Ящик он нашел, найти было необходимо. Он думал: «Надо найти», – думал, что, может быть, сумеет прочесть имя на ящике, просто потому, что прочесть необходимо, необходимо проникнуть в эти непонятные иероглифы, и думал, стоя перед металлическим ящиком со словами «Бр. Д.С.Гудихэй», не написанными, а выведенными краской, не то чтобы неряшливо, небрежно, но как-то нетерпеливо, с каким-то диким, яростным нетерпением, думал еще прежде, чем понял, или, во всяком случае, когда уже понял, что его кто-то зовет: «Может, я всегда умел читать, но никогда не знал, пока вот не пришлось». Но тут он услыхал голос и в маленьком, дико запущенном дворике увидел деревянный домишко с малюсенькой терраской, а на ней человека, который махал ему рукой и кричал: «Сюда, сюда! Заходите!» – худого, проворного, лет под сорок, с холодными бегающими глазами и длинной верхней губой, как у стряпчего или уличного оратора, и длинным подбородком – такими изображали на старинных карикатурах пуритан, – и тот ему сказал:
– Черт, да вы проповедник?
– Нет, – сказал он, – я не здешний. Хочу добраться до…
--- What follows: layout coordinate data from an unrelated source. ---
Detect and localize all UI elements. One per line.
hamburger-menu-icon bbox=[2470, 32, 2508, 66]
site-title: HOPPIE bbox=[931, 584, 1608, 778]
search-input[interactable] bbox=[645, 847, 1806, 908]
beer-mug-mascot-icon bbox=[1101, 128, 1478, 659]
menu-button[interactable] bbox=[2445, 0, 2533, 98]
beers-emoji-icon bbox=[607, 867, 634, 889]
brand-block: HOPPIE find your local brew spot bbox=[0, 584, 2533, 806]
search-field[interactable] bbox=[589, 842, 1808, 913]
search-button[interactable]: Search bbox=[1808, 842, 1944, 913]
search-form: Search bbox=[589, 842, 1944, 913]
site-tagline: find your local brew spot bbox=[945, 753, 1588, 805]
– Ладно, ладно, – сказал тот. – Идите кругом, я вас встречу, – и сразу скрылся в доме. Он, Минк, пошел вокруг дома на задний двор, еще больше запущенный и захламленный, и тут стоял еще один дом, даже не разрушенный, а просто завалившийся – груда бревен, стропил, оконных рам, дверей и неразобранных кусков перегородок, а среди этого навала двигался или стоял внушительного роста человек, примерно одних лет с Минком, хотя на нем была форменная куртка английского образца, а погоны дивизии, тоже не существовавшей до войны, а когда Минк показался во дворе, этот человек стал торопливо стучать топором по наваленным тут же доскам; он еле успел за это взяться, как с грохотом отворились двери домика и тот, первый, вышел с пилой в руках; только теперь Минк увидел козлы и горку напиленных досок.
– Вот, – сказал первый человек, подавая Минку пилу. – Все крепкие куски откладывай. Гвоздей не гни, вытаскивай аккуратно. Распили все обломки на ровные куски. Папаша тебе покажет. А я буду в доме. – И он тут же ушел в дом; даже двери, едва он их выпустил из рук, сердито захлопнулись, как будто, проходя, он их втянул за собой.